2. Make backups. One of my classmates had to add a semester to her program when her computer crashed, thus eating up her thesis. She had no back up. This was in the days before the web, where you couldn't send ginormous files over the internet. And she had not printed up or backed up her manuscript. At the time, (remember this was the Dark Ages of the 90’s) I saved mine on floppies and kept a set at work, another at my father’s house, and set in my briefcase. Now I email updates of files myself and save on flash drives.
3. Don’t lose your credit card. You will waste time looking for it, fretting, and eventually calling the bank, just to find it later in the seat cushions of your couch. Don't even get a credit card if you can help it. Writers don't make enough to pay the balance anyway
(One good thing was when looking for my credit card I found a flash drive I had earlier misplaced.)
4. Check for typos. There is no I in potatioes. My friend Elizabeth loves my typos. Just today I said I may have lost the credit card in the sofa cushions, but I typed spa cushions.
5. Don’t shovel snow for an hour, then spend five hours at the keyboard. It’s really hard on your neck and back. Luckily I have a terrific shiatsu massager which I have used gratuitously these last couple of days, yet I can’t write while my back is pummeled to and from from the shiatsu thingie.

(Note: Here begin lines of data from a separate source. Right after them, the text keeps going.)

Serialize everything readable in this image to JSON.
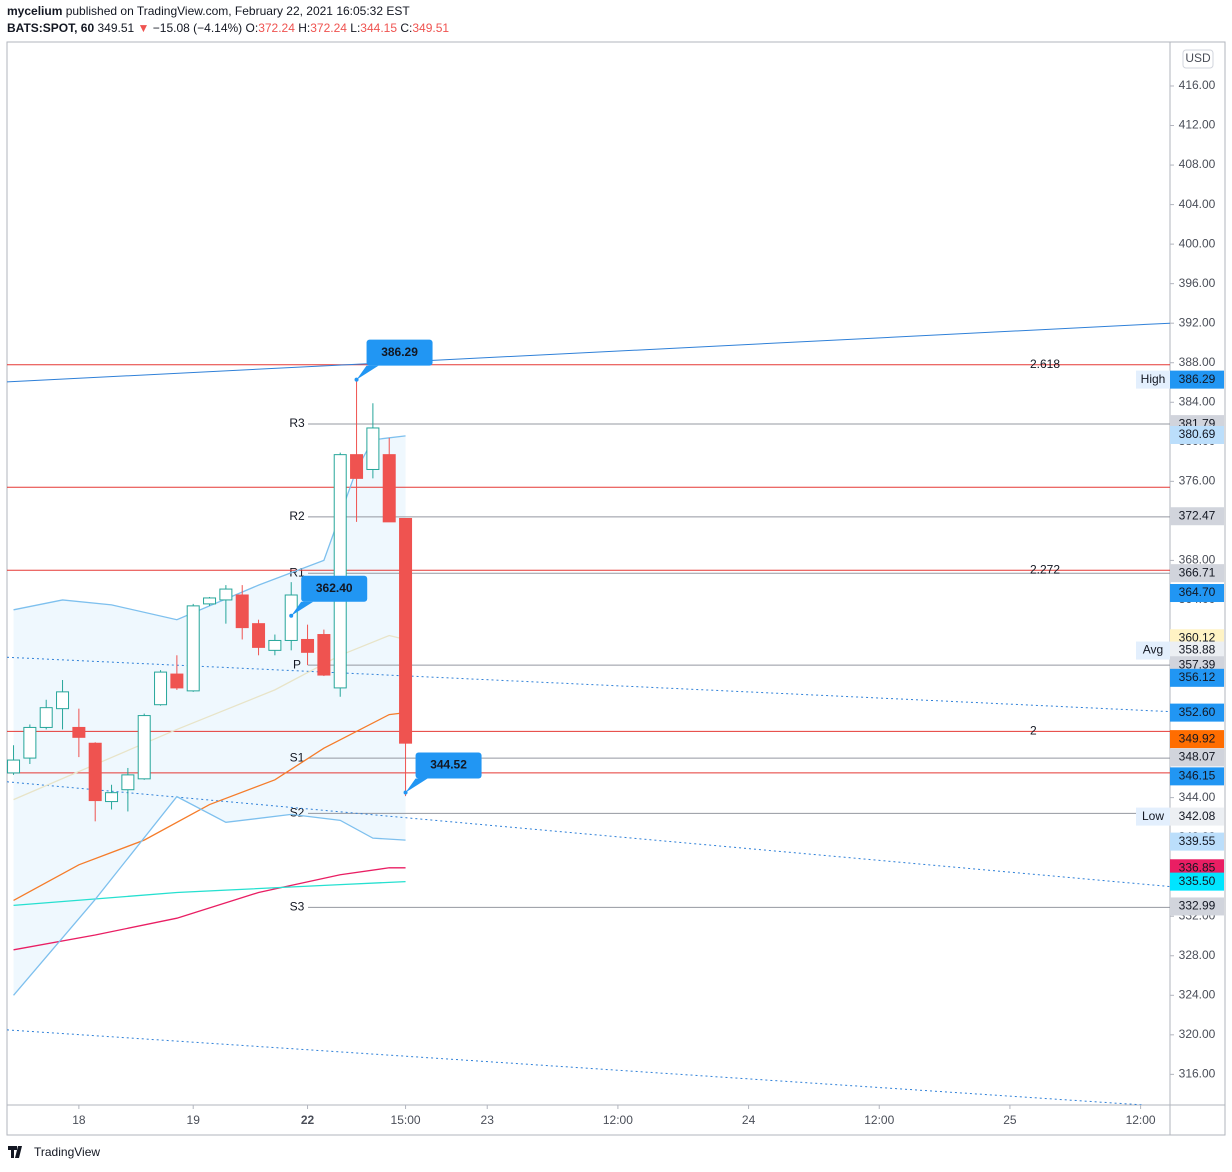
{
  "header": {
    "author": "mycelium",
    "published": "published on TradingView.com, February 22, 2021 16:05:32 EST",
    "symbol": "BATS:SPOT, 60",
    "change_arrow": "▼",
    "change": "−15.08 (−4.14%)",
    "ohlc_labels": [
      "O:",
      "H:",
      "L:",
      "C:"
    ]
  },
  "footer": {
    "brand": "TradingView"
  },
  "chart_data": {
    "type": "candlestick",
    "x": [
      0,
      1,
      2,
      3,
      4,
      5,
      6,
      7,
      8,
      9,
      10,
      11,
      12,
      13,
      14,
      15,
      16,
      17,
      18,
      19,
      20,
      21,
      22,
      23,
      24
    ],
    "open": [
      346.5,
      348.0,
      351.1,
      353.0,
      351.1,
      349.5,
      343.6,
      344.8,
      345.9,
      353.4,
      356.5,
      354.8,
      363.6,
      364.0,
      364.5,
      361.6,
      358.9,
      359.9,
      360.0,
      360.5,
      355.1,
      378.7,
      377.2,
      378.7,
      372.24
    ],
    "high": [
      349.3,
      351.4,
      353.9,
      355.9,
      353.0,
      349.6,
      345.3,
      347.0,
      352.5,
      356.9,
      358.4,
      363.6,
      364.3,
      365.5,
      365.5,
      362.0,
      360.5,
      365.8,
      361.5,
      361.0,
      378.9,
      386.29,
      383.9,
      380.4,
      372.24
    ],
    "low": [
      346.3,
      347.4,
      350.9,
      350.9,
      348.1,
      341.6,
      342.8,
      342.6,
      345.8,
      353.3,
      354.9,
      354.7,
      363.4,
      361.6,
      360.0,
      358.4,
      358.4,
      358.9,
      357.4,
      356.3,
      354.2,
      371.9,
      376.3,
      371.9,
      344.15
    ],
    "close": [
      347.8,
      351.1,
      353.1,
      354.7,
      350.1,
      343.7,
      344.5,
      346.3,
      352.3,
      356.7,
      355.1,
      363.4,
      364.2,
      365.1,
      361.2,
      359.2,
      359.9,
      364.5,
      358.7,
      356.4,
      378.7,
      376.3,
      381.4,
      371.9,
      349.51
    ],
    "up_color": "#26a69a",
    "down_color": "#ef5350",
    "xlim": [
      -0.4,
      70.8
    ],
    "xticks": [
      {
        "value": 4,
        "label": "18"
      },
      {
        "value": 11,
        "label": "19"
      },
      {
        "value": 18,
        "label": "22"
      },
      {
        "value": 24,
        "label": "15:00"
      },
      {
        "value": 29,
        "label": "23"
      },
      {
        "value": 37,
        "label": "12:00"
      },
      {
        "value": 45,
        "label": "24"
      },
      {
        "value": 53,
        "label": "12:00"
      },
      {
        "value": 61,
        "label": "25"
      },
      {
        "value": 69,
        "label": "12:00"
      }
    ],
    "ylim": [
      312.9,
      420.45
    ],
    "yticks": [
      {
        "value": 316,
        "label": "316.00"
      },
      {
        "value": 320,
        "label": "320.00"
      },
      {
        "value": 324,
        "label": "324.00"
      },
      {
        "value": 328,
        "label": "328.00"
      },
      {
        "value": 332,
        "label": "332.00"
      },
      {
        "value": 336,
        "label": "336.00"
      },
      {
        "value": 340,
        "label": "340.00"
      },
      {
        "value": 344,
        "label": "344.00"
      },
      {
        "value": 348,
        "label": "348.00"
      },
      {
        "value": 352,
        "label": "352.00"
      },
      {
        "value": 356,
        "label": "356.00"
      },
      {
        "value": 360,
        "label": "360.00"
      },
      {
        "value": 364,
        "label": "364.00"
      },
      {
        "value": 368,
        "label": "368.00"
      },
      {
        "value": 372,
        "label": "372.00"
      },
      {
        "value": 376,
        "label": "376.00"
      },
      {
        "value": 380,
        "label": "380.00"
      },
      {
        "value": 384,
        "label": "384.00"
      },
      {
        "value": 388,
        "label": "388.00"
      },
      {
        "value": 392,
        "label": "392.00"
      },
      {
        "value": 396,
        "label": "396.00"
      },
      {
        "value": 400,
        "label": "400.00"
      },
      {
        "value": 404,
        "label": "404.00"
      },
      {
        "value": 408,
        "label": "408.00"
      },
      {
        "value": 412,
        "label": "412.00"
      },
      {
        "value": 416,
        "label": "416.00"
      }
    ],
    "currency": "USD",
    "lines": [
      {
        "color": "#f57c2a",
        "x": [
          0,
          4,
          8,
          12,
          16,
          19,
          23,
          24
        ],
        "values": [
          333.6,
          337.2,
          339.7,
          343.3,
          345.8,
          349.0,
          352.4,
          352.6
        ]
      },
      {
        "color": "#e91e63",
        "x": [
          0,
          5,
          10,
          15,
          20,
          23,
          24
        ],
        "values": [
          328.6,
          330.1,
          331.8,
          334.4,
          336.2,
          336.9,
          336.9
        ]
      },
      {
        "color": "#26e0d0",
        "x": [
          0,
          10,
          20,
          24
        ],
        "values": [
          333.1,
          334.4,
          335.2,
          335.5
        ]
      },
      {
        "color": "#7ec0ee",
        "x": [
          0,
          3,
          6,
          10,
          15,
          19,
          21,
          22,
          24
        ],
        "values": [
          363.0,
          364.0,
          363.5,
          362.0,
          365.5,
          368.0,
          377.2,
          380.2,
          380.6
        ]
      },
      {
        "color": "#7ec0ee",
        "x": [
          0,
          5,
          10,
          13,
          17,
          20,
          22,
          24
        ],
        "values": [
          324.0,
          333.7,
          344.1,
          341.5,
          342.3,
          341.7,
          339.9,
          339.7
        ]
      },
      {
        "color": "#e8e4c8",
        "x": [
          0,
          10,
          16,
          20,
          23,
          24
        ],
        "values": [
          343.8,
          350.9,
          354.9,
          358.4,
          360.4,
          360.0
        ]
      }
    ],
    "trendlines": [
      {
        "color": "#2f80d8",
        "style": "solid",
        "x": [
          -0.4,
          70.8
        ],
        "values": [
          386.06,
          392.0
        ]
      },
      {
        "color": "#2f80d8",
        "style": "dotted",
        "x": [
          -0.4,
          70.8
        ],
        "values": [
          358.2,
          352.7
        ]
      },
      {
        "color": "#2f80d8",
        "style": "dotted",
        "x": [
          -0.4,
          70.8
        ],
        "values": [
          345.6,
          335.0
        ]
      },
      {
        "color": "#2f80d8",
        "style": "dotted",
        "x": [
          -0.4,
          69.2
        ],
        "values": [
          320.5,
          312.9
        ]
      }
    ],
    "fib_levels": [
      {
        "value": 387.8,
        "label": "2.618"
      },
      {
        "value": 375.4
      },
      {
        "value": 367.0,
        "label": "2.272"
      },
      {
        "value": 350.7,
        "label": "2"
      },
      {
        "value": 346.5
      }
    ],
    "fib_color": "#e53935",
    "pivots": [
      {
        "value": 381.8,
        "label": "R3"
      },
      {
        "value": 372.4,
        "label": "R2"
      },
      {
        "value": 366.7,
        "label": "R1"
      },
      {
        "value": 357.4,
        "label": "P"
      },
      {
        "value": 348.0,
        "label": "S1"
      },
      {
        "value": 342.4,
        "label": "S2"
      },
      {
        "value": 332.9,
        "label": "S3"
      }
    ],
    "price_tags": [
      {
        "value": 386.29,
        "label": "386.29",
        "name": "High",
        "color": "#2196f3",
        "text_color": "#ffffff"
      },
      {
        "value": 381.79,
        "label": "381.79",
        "color": "#d1d4dc",
        "text_color": "#131722"
      },
      {
        "value": 380.69,
        "label": "380.69",
        "color": "#bbdefb",
        "text_color": "#131722"
      },
      {
        "value": 372.47,
        "label": "372.47",
        "color": "#d1d4dc",
        "text_color": "#131722"
      },
      {
        "value": 366.71,
        "label": "366.71",
        "color": "#d1d4dc",
        "text_color": "#131722"
      },
      {
        "value": 364.7,
        "label": "364.70",
        "color": "#2196f3",
        "text_color": "#ffffff"
      },
      {
        "value": 360.12,
        "label": "360.12",
        "color": "#fff3c4",
        "text_color": "#131722"
      },
      {
        "value": 358.88,
        "label": "358.88",
        "name": "Avg",
        "color": "#eceff3",
        "text_color": "#131722"
      },
      {
        "value": 357.39,
        "label": "357.39",
        "color": "#d1d4dc",
        "text_color": "#131722"
      },
      {
        "value": 356.12,
        "label": "356.12",
        "color": "#2196f3",
        "text_color": "#ffffff"
      },
      {
        "value": 352.6,
        "label": "352.60",
        "color": "#2196f3",
        "text_color": "#ffffff"
      },
      {
        "value": 349.92,
        "label": "349.92",
        "color": "#ff6d00",
        "text_color": "#ffffff"
      },
      {
        "value": 348.07,
        "label": "348.07",
        "color": "#d1d4dc",
        "text_color": "#131722"
      },
      {
        "value": 346.15,
        "label": "346.15",
        "color": "#2196f3",
        "text_color": "#ffffff"
      },
      {
        "value": 342.08,
        "label": "342.08",
        "name": "Low",
        "color": "#eceff3",
        "text_color": "#131722"
      },
      {
        "value": 339.55,
        "label": "339.55",
        "color": "#bbdefb",
        "text_color": "#131722"
      },
      {
        "value": 336.85,
        "label": "336.85",
        "color": "#e91e63",
        "text_color": "#ffffff"
      },
      {
        "value": 335.5,
        "label": "335.50",
        "color": "#00e5ff",
        "text_color": "#131722"
      },
      {
        "value": 332.99,
        "label": "332.99",
        "color": "#d1d4dc",
        "text_color": "#131722"
      }
    ],
    "callouts": [
      {
        "x": 21,
        "value": 386.29,
        "label": "386.29"
      },
      {
        "x": 17,
        "value": 362.4,
        "label": "362.40"
      },
      {
        "x": 24,
        "value": 344.52,
        "label": "344.52"
      }
    ],
    "callout_color": "#2196f3"
  }
}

Here is a piece of advice of something I did right:
Change point of view My MFA thesis was a memoir, a terrible piece not fit for your eyes not fit for publication. There were scenes in there concerning my mother’s death I found difficult to write. One of my thesis advisors, Lisa Knopp, suggested I write the scene in third person, stand outside and narrate. I did, and it worked. I still but the altering viewpoint lifted the gate and let me take note of what went on.
Overall, find out what distracts and derails you, manage it, and write.